# New Investment Of Ssf



## erlkonig (Mar 31, 2011)

Items below U must have - SPS, superpouch, bunnys, assy from Simpleshot-- the small dia. tube (tex) is very good.


----------



## LVO (Sep 25, 2011)

Be still my beating heart!! Man, you have got quite a treasure shown in those pics. 
All those pouches and rubber...... I can smell the wonderful aromas now......


----------



## Tex-Shooter (Dec 17, 2009)

Thanks for the Kudos! -- Tex


----------



## Rayshot (Feb 1, 2010)

I too thank you for the mention.

And I always feel relief when the pouches arrive where they are supposed to.


----------



## erlkonig (Mar 31, 2011)

you're welcome!


----------



## Sofreto (May 10, 2012)

Very nice assortment...looks like lots of fun ahead


----------



## reecemurg (Oct 9, 2011)

nice haul !!!!!!!!!!!1


----------



## M.J (Nov 1, 2010)

I have all of those things and will agree that they're top notch!


----------



## erlkonig (Mar 31, 2011)

M_J said:


> I have all of those things and will agree that they're top notch!
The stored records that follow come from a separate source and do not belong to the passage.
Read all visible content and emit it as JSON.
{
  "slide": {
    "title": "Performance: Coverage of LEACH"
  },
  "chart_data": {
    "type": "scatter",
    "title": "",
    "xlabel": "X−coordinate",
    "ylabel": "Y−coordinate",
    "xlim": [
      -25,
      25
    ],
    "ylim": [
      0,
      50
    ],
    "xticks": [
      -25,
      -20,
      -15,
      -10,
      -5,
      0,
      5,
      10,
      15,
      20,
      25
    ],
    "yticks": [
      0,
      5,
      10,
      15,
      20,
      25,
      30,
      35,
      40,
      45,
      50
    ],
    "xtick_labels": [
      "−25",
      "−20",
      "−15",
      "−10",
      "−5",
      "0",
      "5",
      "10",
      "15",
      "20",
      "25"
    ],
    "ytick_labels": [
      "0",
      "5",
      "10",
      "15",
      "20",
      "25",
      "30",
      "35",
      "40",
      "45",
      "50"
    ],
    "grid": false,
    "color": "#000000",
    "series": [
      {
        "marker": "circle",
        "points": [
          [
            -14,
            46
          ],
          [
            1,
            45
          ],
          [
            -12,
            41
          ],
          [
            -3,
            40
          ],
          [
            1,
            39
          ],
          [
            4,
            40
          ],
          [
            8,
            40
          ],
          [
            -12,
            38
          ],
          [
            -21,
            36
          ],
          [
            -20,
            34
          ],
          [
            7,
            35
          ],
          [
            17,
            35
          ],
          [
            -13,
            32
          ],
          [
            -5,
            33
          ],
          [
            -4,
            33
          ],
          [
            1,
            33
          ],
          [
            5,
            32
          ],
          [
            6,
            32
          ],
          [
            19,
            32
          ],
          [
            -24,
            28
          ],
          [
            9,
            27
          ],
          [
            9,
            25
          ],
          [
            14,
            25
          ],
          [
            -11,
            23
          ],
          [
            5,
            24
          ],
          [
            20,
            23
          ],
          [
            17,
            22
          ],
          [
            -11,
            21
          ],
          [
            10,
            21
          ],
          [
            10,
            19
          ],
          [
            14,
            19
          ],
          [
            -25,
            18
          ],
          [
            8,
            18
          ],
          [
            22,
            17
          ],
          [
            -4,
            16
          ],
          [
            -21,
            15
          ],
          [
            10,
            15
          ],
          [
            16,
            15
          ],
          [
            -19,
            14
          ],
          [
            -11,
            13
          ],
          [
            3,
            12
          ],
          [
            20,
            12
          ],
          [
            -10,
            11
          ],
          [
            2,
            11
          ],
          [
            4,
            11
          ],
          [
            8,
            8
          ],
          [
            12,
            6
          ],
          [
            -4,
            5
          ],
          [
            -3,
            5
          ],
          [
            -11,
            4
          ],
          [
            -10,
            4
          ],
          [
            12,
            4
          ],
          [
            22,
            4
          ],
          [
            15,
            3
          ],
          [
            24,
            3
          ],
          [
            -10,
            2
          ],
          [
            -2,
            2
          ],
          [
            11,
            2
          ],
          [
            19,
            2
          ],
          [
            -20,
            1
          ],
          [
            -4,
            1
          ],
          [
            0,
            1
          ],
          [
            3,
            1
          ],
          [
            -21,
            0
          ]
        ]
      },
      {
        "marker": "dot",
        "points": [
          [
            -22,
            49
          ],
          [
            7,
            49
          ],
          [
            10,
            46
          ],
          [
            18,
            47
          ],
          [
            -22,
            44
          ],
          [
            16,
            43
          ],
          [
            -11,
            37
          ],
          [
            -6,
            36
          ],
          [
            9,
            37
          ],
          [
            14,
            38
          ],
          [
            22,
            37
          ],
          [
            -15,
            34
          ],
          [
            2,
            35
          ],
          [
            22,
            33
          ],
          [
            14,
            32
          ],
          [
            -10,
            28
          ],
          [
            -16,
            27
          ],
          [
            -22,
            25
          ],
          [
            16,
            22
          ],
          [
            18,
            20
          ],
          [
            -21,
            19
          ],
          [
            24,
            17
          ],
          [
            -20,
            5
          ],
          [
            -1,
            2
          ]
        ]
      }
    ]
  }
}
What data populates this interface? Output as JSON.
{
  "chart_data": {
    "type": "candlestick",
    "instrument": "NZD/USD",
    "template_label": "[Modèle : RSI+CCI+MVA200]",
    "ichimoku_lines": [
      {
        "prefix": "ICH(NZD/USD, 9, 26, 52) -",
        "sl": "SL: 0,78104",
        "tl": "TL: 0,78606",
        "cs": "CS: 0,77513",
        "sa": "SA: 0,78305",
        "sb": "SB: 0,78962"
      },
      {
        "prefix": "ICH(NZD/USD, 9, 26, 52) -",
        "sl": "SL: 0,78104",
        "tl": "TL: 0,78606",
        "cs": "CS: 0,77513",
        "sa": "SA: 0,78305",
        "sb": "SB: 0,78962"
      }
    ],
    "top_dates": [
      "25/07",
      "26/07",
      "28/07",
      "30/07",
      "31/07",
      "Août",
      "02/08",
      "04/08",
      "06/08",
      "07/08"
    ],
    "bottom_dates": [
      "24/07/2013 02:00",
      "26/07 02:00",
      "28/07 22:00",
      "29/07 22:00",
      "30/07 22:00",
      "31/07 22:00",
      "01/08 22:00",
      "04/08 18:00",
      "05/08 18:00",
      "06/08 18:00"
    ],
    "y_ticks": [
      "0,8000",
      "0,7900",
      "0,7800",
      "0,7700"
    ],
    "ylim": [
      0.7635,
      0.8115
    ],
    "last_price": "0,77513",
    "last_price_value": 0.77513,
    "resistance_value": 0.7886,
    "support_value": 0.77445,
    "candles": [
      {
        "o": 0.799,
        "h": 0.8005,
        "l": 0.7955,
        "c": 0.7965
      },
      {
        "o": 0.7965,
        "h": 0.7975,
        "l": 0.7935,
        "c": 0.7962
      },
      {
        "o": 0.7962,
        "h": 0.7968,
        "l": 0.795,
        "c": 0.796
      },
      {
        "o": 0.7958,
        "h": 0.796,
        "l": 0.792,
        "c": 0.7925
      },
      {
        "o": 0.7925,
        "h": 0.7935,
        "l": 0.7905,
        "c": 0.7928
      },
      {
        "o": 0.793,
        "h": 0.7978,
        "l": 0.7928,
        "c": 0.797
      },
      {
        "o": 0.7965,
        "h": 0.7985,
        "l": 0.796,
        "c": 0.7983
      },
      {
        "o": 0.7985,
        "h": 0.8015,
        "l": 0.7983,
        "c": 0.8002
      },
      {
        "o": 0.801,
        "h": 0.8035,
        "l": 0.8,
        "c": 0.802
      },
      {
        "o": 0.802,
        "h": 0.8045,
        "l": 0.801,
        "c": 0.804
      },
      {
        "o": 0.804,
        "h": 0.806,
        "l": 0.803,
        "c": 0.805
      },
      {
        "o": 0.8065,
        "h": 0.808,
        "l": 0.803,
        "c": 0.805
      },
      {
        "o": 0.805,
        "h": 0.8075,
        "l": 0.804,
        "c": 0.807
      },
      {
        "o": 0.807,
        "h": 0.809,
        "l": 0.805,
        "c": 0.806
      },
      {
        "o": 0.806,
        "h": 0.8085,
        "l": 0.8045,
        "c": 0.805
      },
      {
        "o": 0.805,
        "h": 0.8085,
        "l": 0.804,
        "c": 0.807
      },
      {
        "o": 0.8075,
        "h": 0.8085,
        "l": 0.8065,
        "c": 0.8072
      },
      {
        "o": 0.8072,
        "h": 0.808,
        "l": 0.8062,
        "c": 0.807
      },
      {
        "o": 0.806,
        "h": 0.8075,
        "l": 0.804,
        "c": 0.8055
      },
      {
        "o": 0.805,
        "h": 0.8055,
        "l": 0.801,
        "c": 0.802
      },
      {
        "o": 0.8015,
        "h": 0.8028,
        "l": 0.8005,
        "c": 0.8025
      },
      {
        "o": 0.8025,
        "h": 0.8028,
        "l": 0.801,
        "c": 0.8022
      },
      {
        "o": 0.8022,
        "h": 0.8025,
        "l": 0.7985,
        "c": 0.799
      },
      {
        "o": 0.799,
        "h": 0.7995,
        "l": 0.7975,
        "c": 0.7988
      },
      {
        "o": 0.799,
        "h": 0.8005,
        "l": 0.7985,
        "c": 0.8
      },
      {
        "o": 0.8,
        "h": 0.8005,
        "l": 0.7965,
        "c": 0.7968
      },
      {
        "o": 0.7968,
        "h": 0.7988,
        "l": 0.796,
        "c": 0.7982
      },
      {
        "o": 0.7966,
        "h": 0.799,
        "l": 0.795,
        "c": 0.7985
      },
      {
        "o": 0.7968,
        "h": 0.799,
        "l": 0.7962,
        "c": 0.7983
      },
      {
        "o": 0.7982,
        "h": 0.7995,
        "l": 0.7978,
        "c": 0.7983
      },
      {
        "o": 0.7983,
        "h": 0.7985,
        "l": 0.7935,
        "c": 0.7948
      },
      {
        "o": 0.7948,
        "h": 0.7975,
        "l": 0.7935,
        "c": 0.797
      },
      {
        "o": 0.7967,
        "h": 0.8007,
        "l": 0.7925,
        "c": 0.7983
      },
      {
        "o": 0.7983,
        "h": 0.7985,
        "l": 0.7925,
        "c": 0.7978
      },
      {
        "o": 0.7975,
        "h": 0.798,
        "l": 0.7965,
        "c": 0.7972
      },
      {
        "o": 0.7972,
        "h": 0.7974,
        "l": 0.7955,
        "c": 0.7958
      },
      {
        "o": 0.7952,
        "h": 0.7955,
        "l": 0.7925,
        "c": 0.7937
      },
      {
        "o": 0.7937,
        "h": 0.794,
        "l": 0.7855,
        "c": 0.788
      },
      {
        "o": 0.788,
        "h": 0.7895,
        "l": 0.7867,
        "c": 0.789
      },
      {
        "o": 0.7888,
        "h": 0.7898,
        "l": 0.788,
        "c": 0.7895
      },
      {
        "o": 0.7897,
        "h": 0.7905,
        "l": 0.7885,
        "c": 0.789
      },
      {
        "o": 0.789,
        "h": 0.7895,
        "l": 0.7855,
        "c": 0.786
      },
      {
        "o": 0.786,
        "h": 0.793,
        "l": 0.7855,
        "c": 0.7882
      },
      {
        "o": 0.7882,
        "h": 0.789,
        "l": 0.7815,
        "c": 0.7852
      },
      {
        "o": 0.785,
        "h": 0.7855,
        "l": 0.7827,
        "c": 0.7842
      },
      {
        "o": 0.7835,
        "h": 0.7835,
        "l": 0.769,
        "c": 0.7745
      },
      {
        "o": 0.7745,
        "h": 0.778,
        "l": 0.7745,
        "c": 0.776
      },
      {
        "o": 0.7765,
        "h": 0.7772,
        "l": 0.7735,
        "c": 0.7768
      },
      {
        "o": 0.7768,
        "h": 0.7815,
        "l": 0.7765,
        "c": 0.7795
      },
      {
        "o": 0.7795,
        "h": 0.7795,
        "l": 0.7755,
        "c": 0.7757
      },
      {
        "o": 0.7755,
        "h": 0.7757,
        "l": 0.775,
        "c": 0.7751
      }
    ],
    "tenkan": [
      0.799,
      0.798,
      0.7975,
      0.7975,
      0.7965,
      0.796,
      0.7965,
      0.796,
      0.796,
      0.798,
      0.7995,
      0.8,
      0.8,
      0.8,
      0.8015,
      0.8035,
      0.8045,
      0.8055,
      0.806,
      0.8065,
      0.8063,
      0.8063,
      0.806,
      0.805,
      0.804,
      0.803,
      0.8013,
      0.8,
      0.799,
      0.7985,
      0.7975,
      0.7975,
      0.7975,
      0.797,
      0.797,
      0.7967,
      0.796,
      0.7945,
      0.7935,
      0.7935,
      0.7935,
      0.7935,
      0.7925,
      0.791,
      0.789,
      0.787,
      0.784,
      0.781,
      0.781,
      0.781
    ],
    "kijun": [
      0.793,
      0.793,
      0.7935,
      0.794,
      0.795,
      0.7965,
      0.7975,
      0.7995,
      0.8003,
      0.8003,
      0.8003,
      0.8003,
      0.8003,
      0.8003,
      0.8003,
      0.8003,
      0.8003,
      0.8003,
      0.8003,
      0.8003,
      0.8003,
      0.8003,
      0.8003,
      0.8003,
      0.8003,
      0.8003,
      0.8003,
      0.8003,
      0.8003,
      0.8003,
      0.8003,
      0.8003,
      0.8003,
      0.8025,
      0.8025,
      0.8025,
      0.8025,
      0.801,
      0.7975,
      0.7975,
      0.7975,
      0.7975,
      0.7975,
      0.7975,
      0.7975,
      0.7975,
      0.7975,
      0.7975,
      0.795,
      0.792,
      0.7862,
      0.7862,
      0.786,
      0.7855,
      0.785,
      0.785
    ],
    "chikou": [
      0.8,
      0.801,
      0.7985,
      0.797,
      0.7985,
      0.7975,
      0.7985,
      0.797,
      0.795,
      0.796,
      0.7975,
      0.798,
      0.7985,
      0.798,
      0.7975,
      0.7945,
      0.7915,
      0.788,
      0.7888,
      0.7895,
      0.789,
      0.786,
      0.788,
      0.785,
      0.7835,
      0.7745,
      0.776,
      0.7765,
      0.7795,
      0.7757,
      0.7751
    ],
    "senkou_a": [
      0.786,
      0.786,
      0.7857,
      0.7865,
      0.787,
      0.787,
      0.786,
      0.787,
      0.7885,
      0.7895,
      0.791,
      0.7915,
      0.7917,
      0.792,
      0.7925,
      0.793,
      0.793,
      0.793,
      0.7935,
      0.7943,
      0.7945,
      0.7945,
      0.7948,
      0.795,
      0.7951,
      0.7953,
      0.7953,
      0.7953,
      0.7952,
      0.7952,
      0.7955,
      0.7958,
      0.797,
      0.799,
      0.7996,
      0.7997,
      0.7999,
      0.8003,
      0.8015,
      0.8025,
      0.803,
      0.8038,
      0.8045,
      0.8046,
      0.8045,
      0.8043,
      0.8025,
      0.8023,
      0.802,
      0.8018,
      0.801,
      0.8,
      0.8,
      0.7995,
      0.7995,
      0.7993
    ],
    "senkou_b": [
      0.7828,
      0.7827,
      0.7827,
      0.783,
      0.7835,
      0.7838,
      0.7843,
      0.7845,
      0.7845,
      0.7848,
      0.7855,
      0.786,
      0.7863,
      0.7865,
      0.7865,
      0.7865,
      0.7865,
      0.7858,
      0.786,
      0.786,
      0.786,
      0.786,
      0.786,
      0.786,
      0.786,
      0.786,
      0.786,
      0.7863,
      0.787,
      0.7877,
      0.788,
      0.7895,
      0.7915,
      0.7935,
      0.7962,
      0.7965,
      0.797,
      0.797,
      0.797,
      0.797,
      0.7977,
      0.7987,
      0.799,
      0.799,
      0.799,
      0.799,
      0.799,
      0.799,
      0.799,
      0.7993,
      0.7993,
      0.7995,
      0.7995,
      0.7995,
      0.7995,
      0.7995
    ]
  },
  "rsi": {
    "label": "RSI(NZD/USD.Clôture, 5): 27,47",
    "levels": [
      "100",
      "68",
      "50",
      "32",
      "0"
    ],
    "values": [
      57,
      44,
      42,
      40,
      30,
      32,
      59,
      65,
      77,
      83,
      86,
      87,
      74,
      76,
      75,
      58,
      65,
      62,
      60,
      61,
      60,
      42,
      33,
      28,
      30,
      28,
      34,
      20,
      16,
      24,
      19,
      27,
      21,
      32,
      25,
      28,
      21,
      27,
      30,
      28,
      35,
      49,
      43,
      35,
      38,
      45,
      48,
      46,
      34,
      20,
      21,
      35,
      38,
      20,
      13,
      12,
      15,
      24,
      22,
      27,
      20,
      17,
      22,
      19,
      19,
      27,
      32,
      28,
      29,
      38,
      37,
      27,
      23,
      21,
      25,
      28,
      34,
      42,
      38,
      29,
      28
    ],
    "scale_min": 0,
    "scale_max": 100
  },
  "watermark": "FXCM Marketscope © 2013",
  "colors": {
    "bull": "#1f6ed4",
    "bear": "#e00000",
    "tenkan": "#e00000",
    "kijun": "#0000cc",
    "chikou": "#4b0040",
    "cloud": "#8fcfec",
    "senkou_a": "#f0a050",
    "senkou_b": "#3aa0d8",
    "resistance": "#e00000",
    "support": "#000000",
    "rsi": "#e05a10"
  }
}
I saw yuor video several times final for SPS


----------



## Dayhiker (Mar 13, 2010)

Just a smörgåsbord of awesome stuff!


----------



## SharpshooterJD (Oct 9, 2012)

What are the bands on the bunny busters?


----------



## erlkonig (Mar 31, 2011)

sharpshooterJD said:


> What are the bands on the bunny busters?


Gum rubber, If you are looking for it, contact "flatband" Gary Miller.


----------